A assinatura de um termo de cooperação entre o Ministério Público do Rio Grande do Sul (MPRS) e a Universidade Regional do Noroeste do Estado do Rio Grande do Sul (Unijuí) vai ampliar uma pesquisa que busca compreender os fatores que levam à violência doméstica e feminicídios no estado. A iniciativa pretende reunir informações que ajudem a identificar situações de risco e a orientar políticas públicas voltadas à prevenção da violência contra as mulheres.
O estudo, desenvolvido pela Unijuí em parceria com a Secretaria Estadual de Sistemas Penal e Socioeducativo, já ouviu 140 homens presos por violência doméstica no sistema prisional gaúcho. A pesquisa busca traçar o perfil desses autores e compreender os padrões culturais, sociais e comportamentais que contribuem para a ocorrência da violência, com foco na prevenção da reincidência.
Agora, o projeto vai ser ampliado. Com a assinatura do termo de cooperação com o MPRS, as pesquisadoras passarão a investigar também a trajetória das vítimas. Essa nova etapa prevê a escuta de familiares de mulheres vítimas de feminicídio para compreender os contextos que antecederam os crimes e identificar fatores que possam indicar risco de escalada da violência. A proposta é produzir conhecimento que permita intervenções mais precoces e eficazes.
A nova etapa incorpora a experiência do projeto Pedros e Marias, do MPRS, que oferece acolhimento humanizado à vítimas indiretas de feminicídio.
O estudo vai ser feito de forma regionalizada. A subprocuradora-geral de Justiça para Assuntos Institucionais, Alessandra Moura Bastian da Cunha, explica que essa análise detalhada é fundamental para traçar ações assertivas. “Os contextos de feminicídio dentro do Rio Grande e do Sul são diferentes. Então a gente precisa olhar para esse contexto regional e ali oferecer alguma ação que possa, de fato, ser efetiva para reduzir os índices de violência, especialmente de feminicídios”, afirma.

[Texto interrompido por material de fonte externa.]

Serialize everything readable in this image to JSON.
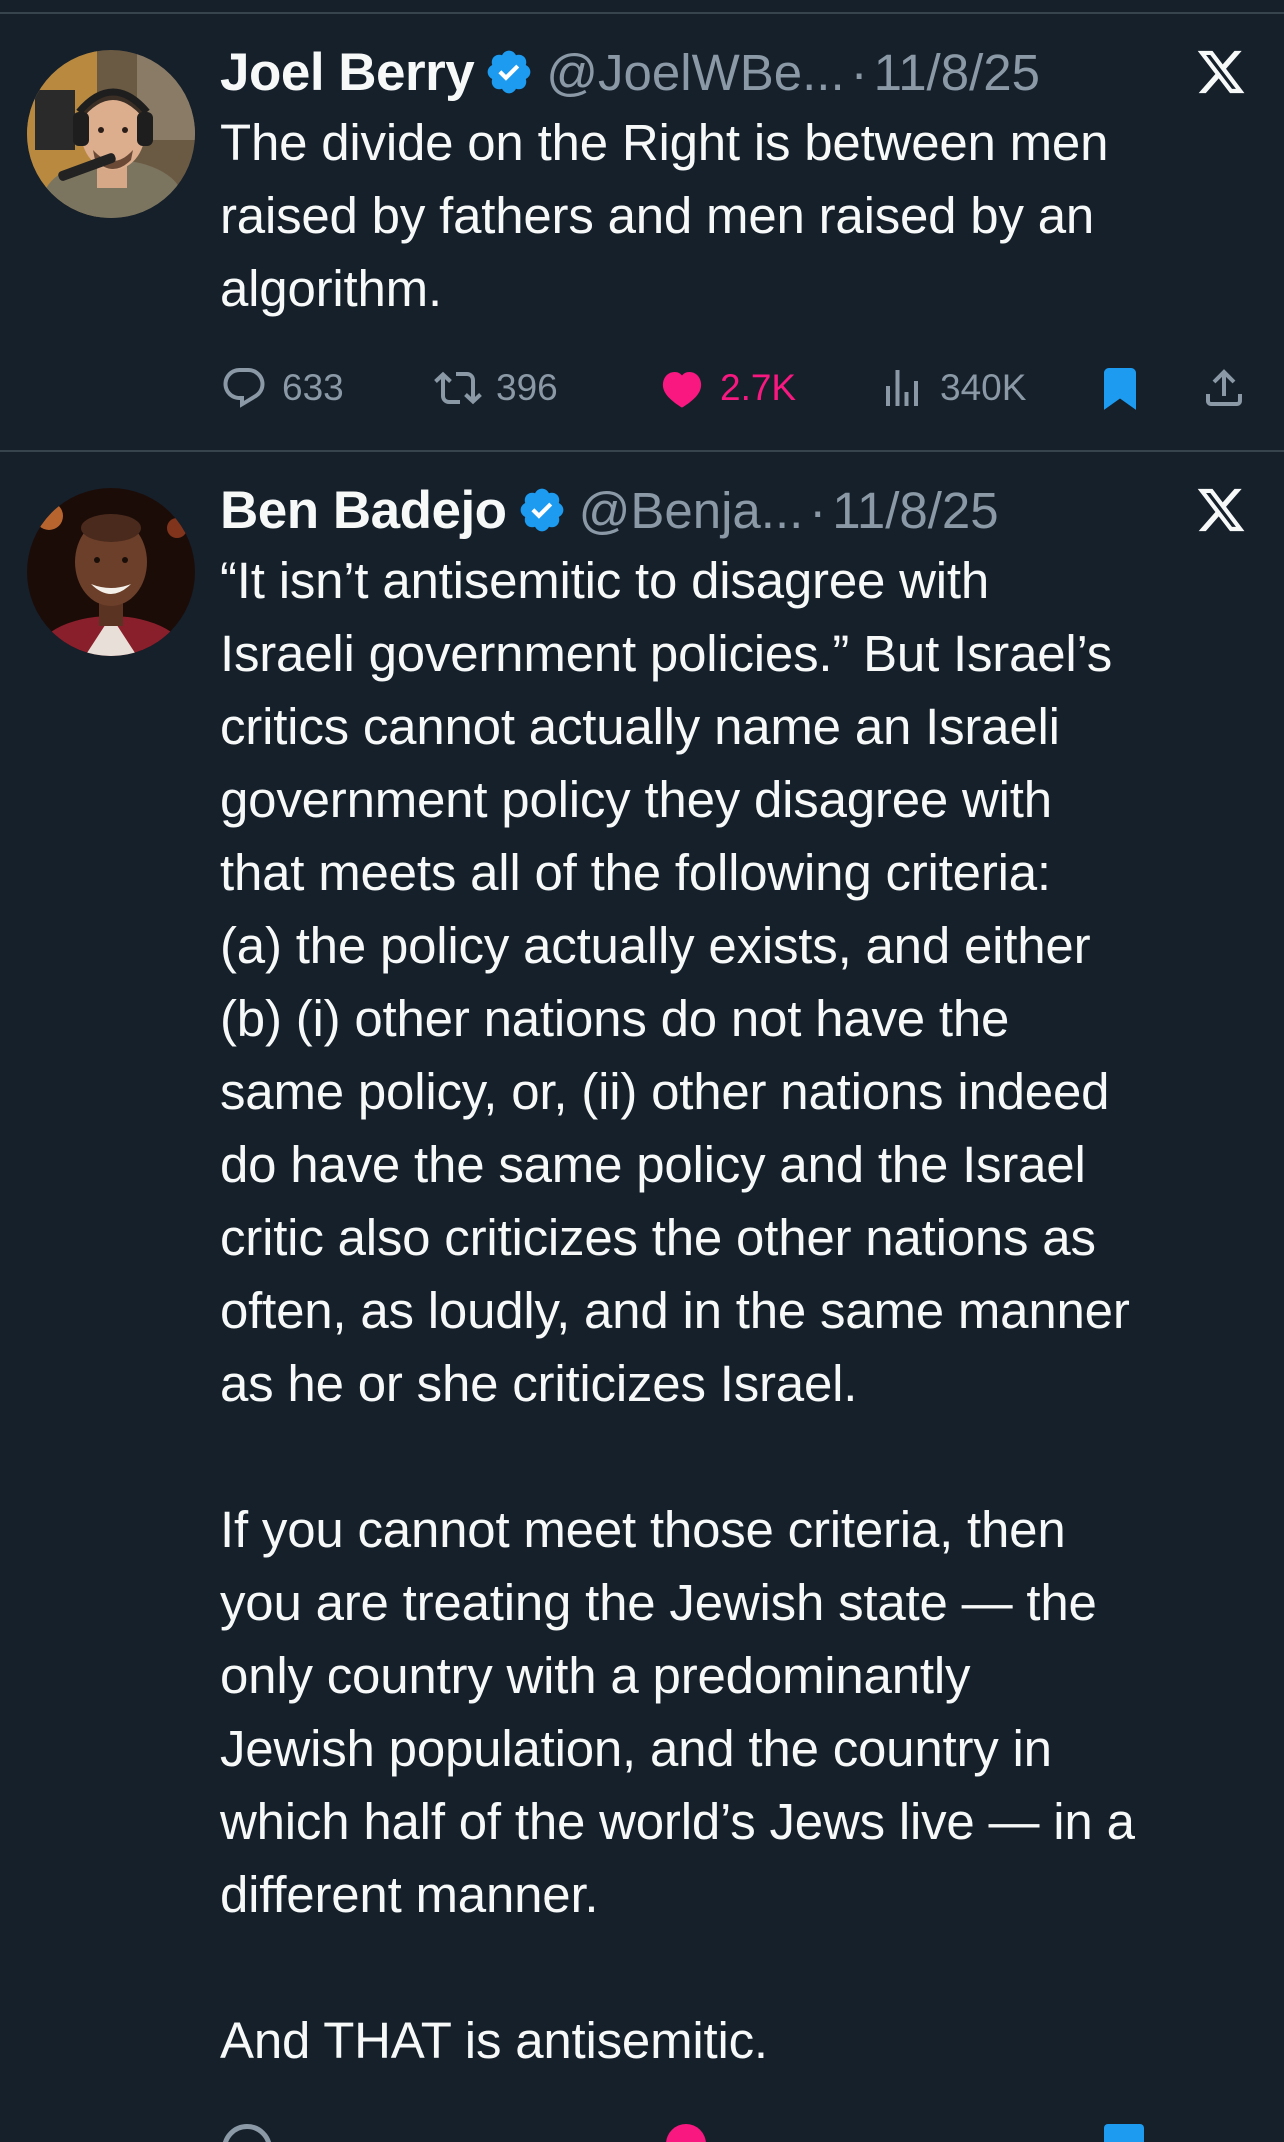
{
  "tweets": [
    {
      "author": "Joel Berry",
      "handle": "@JoelWBe...",
      "separator": "·",
      "date": "11/8/25",
      "text": "The divide on the Right is between men\nraised by fathers and men raised by an\nalgorithm.",
      "stats": {
        "replies": "633",
        "retweets": "396",
        "likes": "2.7K",
        "views": "340K"
      },
      "liked": true,
      "bookmarked": true
    },
    {
      "author": "Ben Badejo",
      "handle": "@Benja...",
      "separator": "·",
      "date": "11/8/25",
      "text": "“It isn’t antisemitic to disagree with\nIsraeli government policies.” But Israel’s\ncritics cannot actually name an Israeli\ngovernment policy they disagree with\nthat meets all of the following criteria:\n(a) the policy actually exists, and either\n(b) (i) other nations do not have the\nsame policy, or, (ii) other nations indeed\ndo have the same policy and the Israel\ncritic also criticizes the other nations as\noften, as loudly, and in the same manner\nas he or she criticizes Israel.\n\nIf you cannot meet those criteria, then\nyou are treating the Jewish state — the\nonly country with a predominantly\nJewish population, and the country in\nwhich half of the world’s Jews live — in a\ndifferent manner.\n\nAnd THAT is antisemitic."
    }
  ],
  "colors": {
    "background": "#15202b",
    "text": "#f7f9f9",
    "muted": "#8b98a5",
    "verified": "#1d9bf0",
    "like": "#f91880",
    "divider": "#38444d"
  },
  "icons": {
    "verified": "verified-badge-icon",
    "source": "x-logo-icon",
    "reply": "reply-icon",
    "retweet": "retweet-icon",
    "like": "heart-icon",
    "views": "views-icon",
    "bookmark": "bookmark-icon",
    "share": "share-icon"
  }
}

Para a professora Joice Nielsson, do programa de pós-graduação em Direito na Unijuí, o projeto vai ajudar na prevenção. De acordo com ela, a intenção é identificar fatores preditivos para que, de forma mais eficaz, se possa agir antes que a escalada letal da violência aconteça.
O trabalho é feito em parceria também com o Centro de Apoio Operacional de Enfrentamento à Violência contra a Mulher (CAOEVCM) e o Centro de Apoio Operacional Criminal e de Acolhimento às Vítimas. A coordenadora do CAOEVC, Ivana Battaglin, esteve presente na assinatura do termo, ocorrida na sede do MPRS.